18 meses de guerra genocida
Os militares israelitas, sob ordens diretas do regime extremista de Benjamin Netanyahu, pulverizaram bairros, escavaram valas comuns, destruíram cemitérios, bombardearam lojas e empresas, arrasaram hospitais e morgues, passaram tanques e bulldozers por cima de cadáveres, torturaram palestinianos presos com cães e choques elétricos, submeteram os detidos a execuções simuladas e até violaram muitos palestinianos.
Com um comportamento sádico durante o genocídio, os soldados israelitas provocaram os prisioneiros palestinianos, afirmando que estavam a jogar futebol com as cabeças dos seus filhos em Gaza.
As tropas israelitas transmitiram em direto centenas de vídeos de soldados a pilharem casas palestinianas, a destruírem camas de crianças, a incendiarem casas e a rirem-se, a usarem roupa interior de palestinianos deslocados e a roubarem brinquedos de crianças.

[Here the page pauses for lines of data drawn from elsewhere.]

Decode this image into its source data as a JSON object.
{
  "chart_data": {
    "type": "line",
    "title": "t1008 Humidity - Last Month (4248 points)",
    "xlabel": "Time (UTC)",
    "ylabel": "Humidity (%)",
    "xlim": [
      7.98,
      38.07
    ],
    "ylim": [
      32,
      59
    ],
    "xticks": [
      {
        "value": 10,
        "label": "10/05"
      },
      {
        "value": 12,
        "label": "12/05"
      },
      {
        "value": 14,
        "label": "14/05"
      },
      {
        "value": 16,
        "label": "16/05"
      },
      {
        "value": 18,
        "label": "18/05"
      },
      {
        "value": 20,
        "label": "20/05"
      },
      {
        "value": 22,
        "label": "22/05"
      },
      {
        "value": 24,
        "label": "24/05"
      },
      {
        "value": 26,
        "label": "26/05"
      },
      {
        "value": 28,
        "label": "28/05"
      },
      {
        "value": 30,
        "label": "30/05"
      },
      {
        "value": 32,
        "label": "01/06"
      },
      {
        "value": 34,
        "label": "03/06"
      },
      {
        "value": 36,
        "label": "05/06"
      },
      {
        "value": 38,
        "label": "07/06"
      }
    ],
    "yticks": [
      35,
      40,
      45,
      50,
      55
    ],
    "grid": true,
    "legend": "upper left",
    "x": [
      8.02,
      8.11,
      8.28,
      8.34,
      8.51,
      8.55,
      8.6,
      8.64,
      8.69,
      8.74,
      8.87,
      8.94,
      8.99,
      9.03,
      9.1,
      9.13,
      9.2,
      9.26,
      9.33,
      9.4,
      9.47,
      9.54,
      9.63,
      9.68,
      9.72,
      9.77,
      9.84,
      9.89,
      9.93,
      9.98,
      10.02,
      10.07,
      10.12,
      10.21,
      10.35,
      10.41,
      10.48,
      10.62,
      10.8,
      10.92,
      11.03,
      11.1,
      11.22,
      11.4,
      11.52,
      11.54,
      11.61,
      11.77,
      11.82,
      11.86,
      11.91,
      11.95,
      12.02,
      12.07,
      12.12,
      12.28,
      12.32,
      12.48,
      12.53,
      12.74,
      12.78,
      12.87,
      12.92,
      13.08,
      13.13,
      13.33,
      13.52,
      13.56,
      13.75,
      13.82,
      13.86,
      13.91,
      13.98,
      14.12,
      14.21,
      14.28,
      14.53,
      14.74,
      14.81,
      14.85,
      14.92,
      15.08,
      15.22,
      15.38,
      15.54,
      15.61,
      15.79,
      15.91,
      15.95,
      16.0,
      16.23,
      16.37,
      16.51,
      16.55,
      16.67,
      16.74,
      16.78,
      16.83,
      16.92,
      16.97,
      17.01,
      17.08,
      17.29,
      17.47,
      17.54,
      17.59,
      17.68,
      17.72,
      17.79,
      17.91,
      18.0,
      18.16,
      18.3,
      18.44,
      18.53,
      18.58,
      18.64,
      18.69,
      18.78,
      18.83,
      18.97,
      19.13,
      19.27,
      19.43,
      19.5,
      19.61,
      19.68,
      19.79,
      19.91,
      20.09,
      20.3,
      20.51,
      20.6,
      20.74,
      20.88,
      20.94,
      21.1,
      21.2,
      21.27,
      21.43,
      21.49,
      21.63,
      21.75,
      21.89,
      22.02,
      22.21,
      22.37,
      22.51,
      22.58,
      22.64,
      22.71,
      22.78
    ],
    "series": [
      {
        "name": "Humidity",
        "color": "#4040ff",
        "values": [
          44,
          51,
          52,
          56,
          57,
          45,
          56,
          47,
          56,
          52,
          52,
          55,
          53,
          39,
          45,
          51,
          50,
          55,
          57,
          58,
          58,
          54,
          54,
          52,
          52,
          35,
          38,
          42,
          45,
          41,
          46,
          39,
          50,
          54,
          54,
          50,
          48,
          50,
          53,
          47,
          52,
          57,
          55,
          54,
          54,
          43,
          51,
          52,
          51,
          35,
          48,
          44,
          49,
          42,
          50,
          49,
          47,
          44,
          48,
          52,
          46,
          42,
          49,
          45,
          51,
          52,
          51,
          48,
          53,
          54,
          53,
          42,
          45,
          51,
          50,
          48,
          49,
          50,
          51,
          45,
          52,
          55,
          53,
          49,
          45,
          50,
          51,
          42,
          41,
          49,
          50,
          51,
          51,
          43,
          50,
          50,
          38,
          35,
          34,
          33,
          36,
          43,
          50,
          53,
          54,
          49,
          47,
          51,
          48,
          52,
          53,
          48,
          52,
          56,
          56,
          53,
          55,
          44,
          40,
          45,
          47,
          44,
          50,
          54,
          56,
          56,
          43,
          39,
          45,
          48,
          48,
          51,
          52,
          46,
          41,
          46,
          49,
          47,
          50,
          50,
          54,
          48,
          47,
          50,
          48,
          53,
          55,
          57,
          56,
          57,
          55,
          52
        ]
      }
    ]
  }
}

Na sua missão de apagar a Palestina, as tropas israelitas mataram um número recorde de bebés, médicos, atletas e jornalistas - sem precedentes em qualquer guerra deste século.
De acordo com as autoridades palestinianas, cerca de 70% das vítimas são mulheres e crianças. Segundo eles, Israel matou cerca de 18.000 crianças e bebés palestinianos, um número que coincide com as estimativas de muitas organizações humanitárias.
Muitos analistas dizem que o número de mortos relatado é uma estimativa conservadora. Um grupo de quase 100 médicos americanos que trabalharam em Gaza estimou um número de mortos superior a 118.000 em outubro de 2024. E, segundo a revista médica britânica The Lancet, o número de mortos poderá ter ultrapassado os 180.000 em meados de 2024.
Ao incumprir o acordo de cessar-fogo em vigor desde 19 de janeiro deste ano, Israel lançou na manhã de terça-feira uma onda de ataques indiscriminados contra tendas e casas de palestinianos deslocados, matando mais de 400 palestinianos e ferindo cerca de 700 outros, enquanto os sujeita a um cerco severo por terra, ar e mar.
A guerra genocida de 528 dias de Israel em Gaza tem atraído uma crescente condenação internacional, com figuras e instituições a classificar os ataques e o bloqueio de entregas de ajuda como uma tentativa deliberada de destruir uma população.
Grupos de direitos internacionais acusaram Israel de crimes de guerra e genocídio em Gaza.
O Tribunal Internacional de Justiça está a investigar acusações de genocídio apresentadas pela África do Sul, enquanto o Tribunal Penal Internacional pretende deter Netanyahu e o ex-ministro da Defesa Yoav Gallant.